We live in a society where people artificially enhanced by steroids are allowed homerun records as if they achieved it solely by their own natural abilities and where white collar crime is punished with a watered down country club prison environment even if it has taken food off people's tables like any other common act of crime. Since the time of Michael Milken and the S&L crisis to Enron, WorldCom, Subprime loans, payday loans, and the current reigning champion, Bernie Madoff, there have always been those who have hidden their questionable practices behind the trappings of educated industry jargon, titles that only mean a person has the "potential" to achieve something legitimately, and the validation of an entourage of "yes" men. So is it a real surprise that the next incarnation of "justified greed" should be the unnatural, impossible to compete against "supertrades" of machines?

- Thursday July 30, 2009 01:21PM EDT

The "game" has always been rigged to some degree but we are now at the point where massive amounts of people can see that something is unfair and speak up but it proceeds anyway. For example, where is the "popular consent" when bailouts are rushed through without a vote by "We the people"? How can our money be "volunteered" to rescue people who are out of touch with everyday living and act in ways that would send most readers here to the poor house after being told "take responsibility for your actions". This "dig your way out of the hole" thinking began under the last administration and continues into the current.

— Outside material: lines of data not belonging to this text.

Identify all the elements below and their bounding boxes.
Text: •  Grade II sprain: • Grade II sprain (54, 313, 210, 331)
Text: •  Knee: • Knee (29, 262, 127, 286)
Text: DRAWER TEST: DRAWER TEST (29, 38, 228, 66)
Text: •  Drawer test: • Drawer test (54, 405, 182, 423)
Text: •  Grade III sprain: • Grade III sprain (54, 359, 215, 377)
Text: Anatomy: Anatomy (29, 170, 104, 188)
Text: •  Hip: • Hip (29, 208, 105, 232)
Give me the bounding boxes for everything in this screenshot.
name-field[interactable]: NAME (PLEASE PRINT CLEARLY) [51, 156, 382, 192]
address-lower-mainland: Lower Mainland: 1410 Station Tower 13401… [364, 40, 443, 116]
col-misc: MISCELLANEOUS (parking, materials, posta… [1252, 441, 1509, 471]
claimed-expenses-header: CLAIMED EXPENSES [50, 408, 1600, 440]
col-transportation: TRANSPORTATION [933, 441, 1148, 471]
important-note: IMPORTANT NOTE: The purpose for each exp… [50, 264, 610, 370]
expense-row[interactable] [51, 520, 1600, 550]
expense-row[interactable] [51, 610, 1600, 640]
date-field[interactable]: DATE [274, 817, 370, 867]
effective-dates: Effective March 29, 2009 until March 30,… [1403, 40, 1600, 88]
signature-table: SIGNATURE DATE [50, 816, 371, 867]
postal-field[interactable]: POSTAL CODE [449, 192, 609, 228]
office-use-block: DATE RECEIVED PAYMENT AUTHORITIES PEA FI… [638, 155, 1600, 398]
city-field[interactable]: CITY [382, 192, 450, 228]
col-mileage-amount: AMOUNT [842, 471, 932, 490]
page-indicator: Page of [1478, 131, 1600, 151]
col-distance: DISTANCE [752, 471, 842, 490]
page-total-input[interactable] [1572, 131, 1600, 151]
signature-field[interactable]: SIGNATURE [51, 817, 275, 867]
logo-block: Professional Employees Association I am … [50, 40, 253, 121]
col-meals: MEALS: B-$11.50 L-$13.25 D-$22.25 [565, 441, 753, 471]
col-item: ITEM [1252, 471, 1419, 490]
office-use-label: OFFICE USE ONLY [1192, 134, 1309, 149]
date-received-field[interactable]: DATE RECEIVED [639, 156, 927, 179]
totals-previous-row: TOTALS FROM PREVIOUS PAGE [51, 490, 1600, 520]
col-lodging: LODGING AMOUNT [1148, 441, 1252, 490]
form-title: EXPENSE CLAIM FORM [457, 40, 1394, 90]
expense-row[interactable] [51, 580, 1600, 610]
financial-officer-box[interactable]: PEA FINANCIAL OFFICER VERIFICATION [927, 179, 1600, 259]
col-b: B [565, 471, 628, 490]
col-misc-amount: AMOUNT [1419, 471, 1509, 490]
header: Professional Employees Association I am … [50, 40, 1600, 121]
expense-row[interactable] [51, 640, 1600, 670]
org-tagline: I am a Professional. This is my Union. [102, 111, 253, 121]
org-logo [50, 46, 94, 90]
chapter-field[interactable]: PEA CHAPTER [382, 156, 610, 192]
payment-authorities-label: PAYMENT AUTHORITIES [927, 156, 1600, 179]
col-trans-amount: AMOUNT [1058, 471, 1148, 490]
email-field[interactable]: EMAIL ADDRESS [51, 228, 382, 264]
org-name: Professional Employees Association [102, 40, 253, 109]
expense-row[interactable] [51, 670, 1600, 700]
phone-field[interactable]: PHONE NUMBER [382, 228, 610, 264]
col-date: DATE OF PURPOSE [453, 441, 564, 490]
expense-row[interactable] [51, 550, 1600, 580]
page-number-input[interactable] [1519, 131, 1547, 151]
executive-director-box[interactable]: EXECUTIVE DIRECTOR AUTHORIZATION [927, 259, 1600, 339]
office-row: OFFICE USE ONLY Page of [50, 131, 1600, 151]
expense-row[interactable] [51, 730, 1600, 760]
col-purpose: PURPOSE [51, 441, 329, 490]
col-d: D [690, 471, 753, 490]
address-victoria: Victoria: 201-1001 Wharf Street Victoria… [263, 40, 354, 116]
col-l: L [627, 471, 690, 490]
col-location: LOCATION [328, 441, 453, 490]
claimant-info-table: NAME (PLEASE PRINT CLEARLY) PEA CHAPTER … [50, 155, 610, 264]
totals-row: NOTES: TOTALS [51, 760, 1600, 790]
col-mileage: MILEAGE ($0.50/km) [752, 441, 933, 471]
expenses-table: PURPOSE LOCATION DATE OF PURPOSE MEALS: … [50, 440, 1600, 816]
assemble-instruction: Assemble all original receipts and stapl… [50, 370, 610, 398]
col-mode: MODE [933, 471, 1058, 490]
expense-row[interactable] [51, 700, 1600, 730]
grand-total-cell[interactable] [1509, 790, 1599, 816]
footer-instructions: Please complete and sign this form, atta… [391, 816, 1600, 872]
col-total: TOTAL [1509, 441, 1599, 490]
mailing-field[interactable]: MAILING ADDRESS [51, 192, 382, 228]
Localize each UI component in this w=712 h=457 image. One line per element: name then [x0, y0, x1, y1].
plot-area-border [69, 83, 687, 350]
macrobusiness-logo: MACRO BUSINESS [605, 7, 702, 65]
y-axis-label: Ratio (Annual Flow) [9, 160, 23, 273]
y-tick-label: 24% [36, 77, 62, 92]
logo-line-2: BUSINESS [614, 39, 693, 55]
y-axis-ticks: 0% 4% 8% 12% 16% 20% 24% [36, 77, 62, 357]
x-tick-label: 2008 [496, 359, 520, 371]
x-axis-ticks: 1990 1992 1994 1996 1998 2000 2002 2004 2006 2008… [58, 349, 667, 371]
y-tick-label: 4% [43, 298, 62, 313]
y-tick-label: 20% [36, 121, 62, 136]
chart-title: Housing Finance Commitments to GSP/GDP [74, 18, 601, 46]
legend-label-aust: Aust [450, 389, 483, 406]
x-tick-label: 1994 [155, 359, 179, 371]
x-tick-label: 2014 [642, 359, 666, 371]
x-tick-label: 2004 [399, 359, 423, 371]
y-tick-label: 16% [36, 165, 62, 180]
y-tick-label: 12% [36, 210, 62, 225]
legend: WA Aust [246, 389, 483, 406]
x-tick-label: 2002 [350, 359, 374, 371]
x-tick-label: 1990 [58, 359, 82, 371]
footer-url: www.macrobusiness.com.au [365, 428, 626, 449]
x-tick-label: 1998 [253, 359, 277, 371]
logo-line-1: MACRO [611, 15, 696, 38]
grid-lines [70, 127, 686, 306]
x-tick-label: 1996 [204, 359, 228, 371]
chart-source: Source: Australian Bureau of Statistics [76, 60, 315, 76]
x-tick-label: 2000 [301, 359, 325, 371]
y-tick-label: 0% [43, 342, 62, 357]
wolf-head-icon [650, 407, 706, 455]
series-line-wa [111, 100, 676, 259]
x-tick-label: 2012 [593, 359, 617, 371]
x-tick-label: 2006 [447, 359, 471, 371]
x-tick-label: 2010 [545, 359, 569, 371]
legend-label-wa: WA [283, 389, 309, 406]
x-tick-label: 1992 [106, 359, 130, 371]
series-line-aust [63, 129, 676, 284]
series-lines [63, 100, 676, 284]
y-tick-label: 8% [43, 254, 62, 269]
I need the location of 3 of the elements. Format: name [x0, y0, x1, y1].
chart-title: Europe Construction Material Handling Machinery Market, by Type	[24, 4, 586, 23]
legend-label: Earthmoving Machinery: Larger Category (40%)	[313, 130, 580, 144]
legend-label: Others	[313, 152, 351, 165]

- Thursday July 30, 2009 01:39PM EDT

Wow,you get to see the order(ahead of everyone else) and then use that information to run ahead and make a trade. If you werent Goldman(see every financial goverment officials resume) it would be FRONTRUNNING. You try what they are doing and your going to jail and the presure to procecute will come from Goldman. Who also has a lot of friends at the SEC that they use to keep competition out of their franchises.

- Thursday July 30, 2009 03:19PM EDT

I am taking some profits today...whew its been a great 3 months..thanks folks..

- Thursday July 30, 2009 04:19PM EDT

Sickening how all these analysts are popping up telling us that HFT is good for the market! It's a ponzi scheme...on top of the ponzi schemes they already run. These greedy SOB's werent having enough fun using these analysts. They are jacking everyone, every trade.